Jazz was the style for the first evening of the ANU School of Music Premier Concert Series for 2010. The bands were the Mike Price Trio and Vertical, both led and largely composed of teachers at the Jazz School, and it was a diverse offering.
Mike played first. He leads a guitar trio in a mainstream-modern West Cost guitar style. It’s a blend of originals with a smattering of standards played in a diatonic and cool and fluent manner. There were some interesting themes. The set was bookended by Kenny Wheeler, starting with a tribute composed by Mike and ending with a KW tune that opened free and settled into a neat groove. The Gong was an unusual jazz workout that was heavily country-influenced, with Mike reminiscing on his home town Wollongong and the imposing local steel works of Port Kembla with strummed and picked chords against a rock drum beat. There was a beautiful ballad by Henry Mancini, Two for the road, that Mike advised was Mancini’s favourite composition. Also another ballad beauty, You don’t know what love is, played with an afro-latin groove and a pensive piece that was being called Newish in the absence of a final title. Mike’s playing was fluent and cool, sharp and unvarnished; Col’s was restrained with his minimal kit, but I especially noticed unusually extended passages of contrasting rhythms that held long tensions against the underlying groove; Eric is always primally smooth and flowing, but I was having some problems hearing him in this context. The hall was decked out with a nice looking PA (good on ANUSM), but work is ongoing to tune it to the Llewellyn acoustics that suit classical so well but seem problematic for amplified music. Eric’s sound over the PA improved during the night, but even if I couldn’t hear too well from the start, I could still feel his steady and confident grooves and subtle fills and improvisations. So, it was a cool and intelligent first set from Mike Price (guitar), Eric Ajaye (Bass) and Col Hoorweg (drums).
Eric led Vertical for the second set, and a very different set it was. Different in style from Mike’s trio, but also different from the expectations of the band and the program. Paul Dal Broi is Vertical’s normal pianist but he was unavailable due to sickness. Paul is a calm player who speaks with quiet but intense harmonic clarity and intelligence. On the night, he was replaced by Michael Azzopardi, who has played and recorded extensively with the rest of the group, so it was a different band, a somewhat different repertoire and a very different outing. Michael is rabidly and virtuosically explosive, and he showed his best this night. Vertical played a series of originals by all members. Eric’s Homeward opening the night with a drum solo using mallets that moved into a melody on soprano sax with piano fills and washes. Then a genuine post bop hard swinger, Monday night at BMH, composed by Niels. BMH is London’s Bar Music Hall where Niels performed during his London sojourn. This was exciting and everyone soloed, but Michael especially lifted the roof here. Then a ballad written by Michael, It’s in your eyes, starting with soprano sax against what I thought was a 14 beat rhythm (8-6) moving to 4/4. Then a bass solo intro into Realisations. Here I particularly noticed how effectively the band handled dynamics that rose and fell against the melody line, and the different sound of orchestral synthesiser washes against the otherwise acoustic sounds. Then Michael’s tune, Another year, with a rock rhythm, Eric’s From here to there to hear, with its long and tortuous boppy melody played on soprano sax against a fast walk. Then Niels’ ballad, Let me be, to end.

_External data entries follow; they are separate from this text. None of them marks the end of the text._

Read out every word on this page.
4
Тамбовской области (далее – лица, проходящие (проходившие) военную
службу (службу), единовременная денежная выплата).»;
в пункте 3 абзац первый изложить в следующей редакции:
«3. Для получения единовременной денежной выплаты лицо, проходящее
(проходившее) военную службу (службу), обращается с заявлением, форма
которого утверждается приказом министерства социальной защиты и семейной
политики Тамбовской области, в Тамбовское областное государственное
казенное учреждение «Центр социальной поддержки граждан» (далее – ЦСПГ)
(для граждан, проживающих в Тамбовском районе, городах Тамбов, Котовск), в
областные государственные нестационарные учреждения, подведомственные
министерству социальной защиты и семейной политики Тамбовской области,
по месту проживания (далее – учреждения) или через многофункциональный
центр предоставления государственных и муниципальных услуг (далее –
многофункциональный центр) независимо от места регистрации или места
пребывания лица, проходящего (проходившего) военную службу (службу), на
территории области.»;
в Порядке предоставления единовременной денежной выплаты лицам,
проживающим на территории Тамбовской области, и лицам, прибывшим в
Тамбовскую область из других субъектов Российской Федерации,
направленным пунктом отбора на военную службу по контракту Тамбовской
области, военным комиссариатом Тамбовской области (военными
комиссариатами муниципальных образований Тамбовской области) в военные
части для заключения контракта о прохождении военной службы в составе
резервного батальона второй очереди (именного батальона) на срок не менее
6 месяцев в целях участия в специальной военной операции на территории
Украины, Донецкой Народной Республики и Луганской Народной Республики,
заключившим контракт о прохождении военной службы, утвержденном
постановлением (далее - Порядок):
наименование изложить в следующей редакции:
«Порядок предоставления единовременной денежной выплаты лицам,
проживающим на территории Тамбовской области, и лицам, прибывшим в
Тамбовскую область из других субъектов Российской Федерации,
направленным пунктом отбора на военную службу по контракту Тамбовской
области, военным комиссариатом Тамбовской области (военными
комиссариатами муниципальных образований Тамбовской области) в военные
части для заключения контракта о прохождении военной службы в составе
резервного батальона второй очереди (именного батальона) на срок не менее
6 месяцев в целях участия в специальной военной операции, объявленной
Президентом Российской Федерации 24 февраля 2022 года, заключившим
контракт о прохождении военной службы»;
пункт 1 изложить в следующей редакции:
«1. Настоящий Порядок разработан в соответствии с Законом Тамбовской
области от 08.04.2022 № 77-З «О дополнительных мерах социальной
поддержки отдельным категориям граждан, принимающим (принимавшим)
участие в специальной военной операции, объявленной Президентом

It was a wonderful modern-jazz set, not extreme in effect although harmonically interesting and sometimes virtuosic, varied in sounds and feels despite steady walks and grooves. You couldn’t help but notice Michael for the way his solos developed to explosive statements, through all manner of pianistic techniques: endlessly sustained lines, solos in octaves, contrasting left hand chords, easy harmonic alterations, the nerves to hold onto tensions. These were endless, excitable sprays of notes; a veritable emotional waterfall. Niels’ approach is more constrained but no less interesting or capable. He’d state melodies with the slightest of variation and solo phrases with ease and clarity, then readily drop into sustained double time lines that were articulated with precision and purpose. I noticed the slaps of pads in one quiet ballad passage. It’s an unconventional technique, but intimate and attractive, and I’m sure he must have been playing for it. I felt in many ways Chris defined the band’s sound on the night, with constantly changing colours and interpretive playing. These drums didn’t just set the groove or even state rhythmic contrasts, but rather coloured and echoed and mimicked the rest of the band: truly a constituent part of the dynamics. I felt it as a rock approach but with jazz chops and expertise. Eric was the elder of the tribe, underscoring and defining the grooves and harmonic flow, and making his own individual statements in solos. These were more intelligible than earlier in the night and mellifluous and flowing as always. A wonderfully original, capable and modern sounding outing for four mates with history. Vertical comprised Niels Rosendahl (soprano, tenor sax), Michael Azzopardi (piano, keyboard), Eric Ajaye (bass) and Chris Thwaite (drums).